The couple, who assemble and market luxury automatic watches of the eponymous brand, now plan to move a step ahead and open experience centres in Delhi, Mumbai and Bengaluru by the end of next year. Their watches are currently available only through the company website.
“We are currently assembling between 1200-1500 watches a year, all with a Swiss-movement,” Joshi says, adding the business has turned profitable. “So far, we have used our own money. As we expand, we may tap outside capital.” The company, the co-founder says, is in talks with some family offices who can stay invested for a longer term.
“The thought of producing an Indian-origin watch brand occurred to us after we heard the announcement that the HMT would stop production of watches. We chose to name it after Bangalore as it is associated with two well-known watch brands, HMT and Titan.”
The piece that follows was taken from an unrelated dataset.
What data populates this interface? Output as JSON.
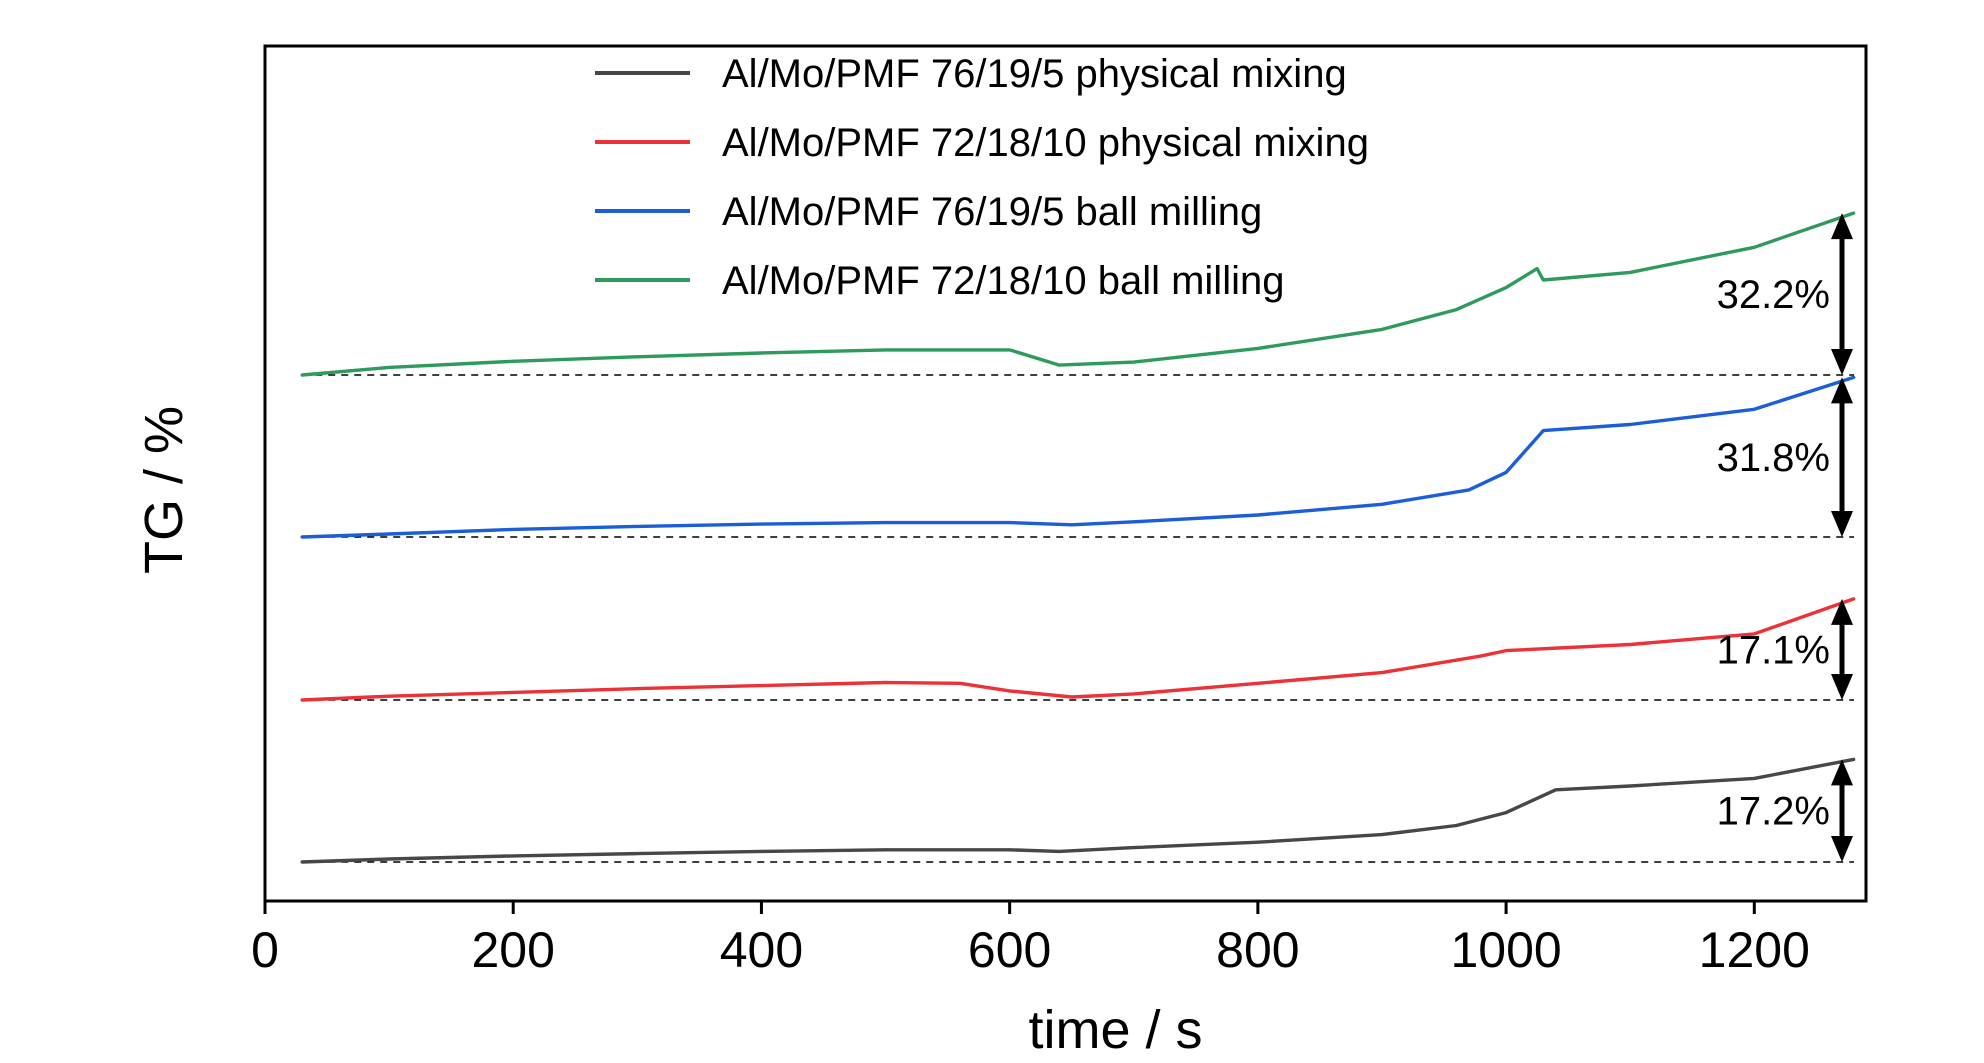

The BWC currently designs its watches around the themes of cricket, space and aviation, and hopes to add more themes in the days to come. “Story-telling is key to luxury watch making,” the co-founder says, explaining that a watch is no longer an object just to look for time. “Watch making is no different from jewellery workmanship.”
The co-founders say their watches are priced between Rs 85,000 and Rs 2 lakh with two-thirds of them sold in India. The rest, they say, are picked by mostly Indians living overseas and those with nostalgic memories. “We serve customers that are looking for unique stories, collectable gifts, and high-quality Indian origin products across categories. We operate in the exclusive and limited editions model.”
But what gave them the confidence to delve into the crowded space of luxury watches? Joshi says the size of the wristwatch market in India was about Rs 13,000 crore, last year, and is growing at around 10% year-on-year. The segment BWC operates would be about Rs 5950 crore in two years, Joshi adds.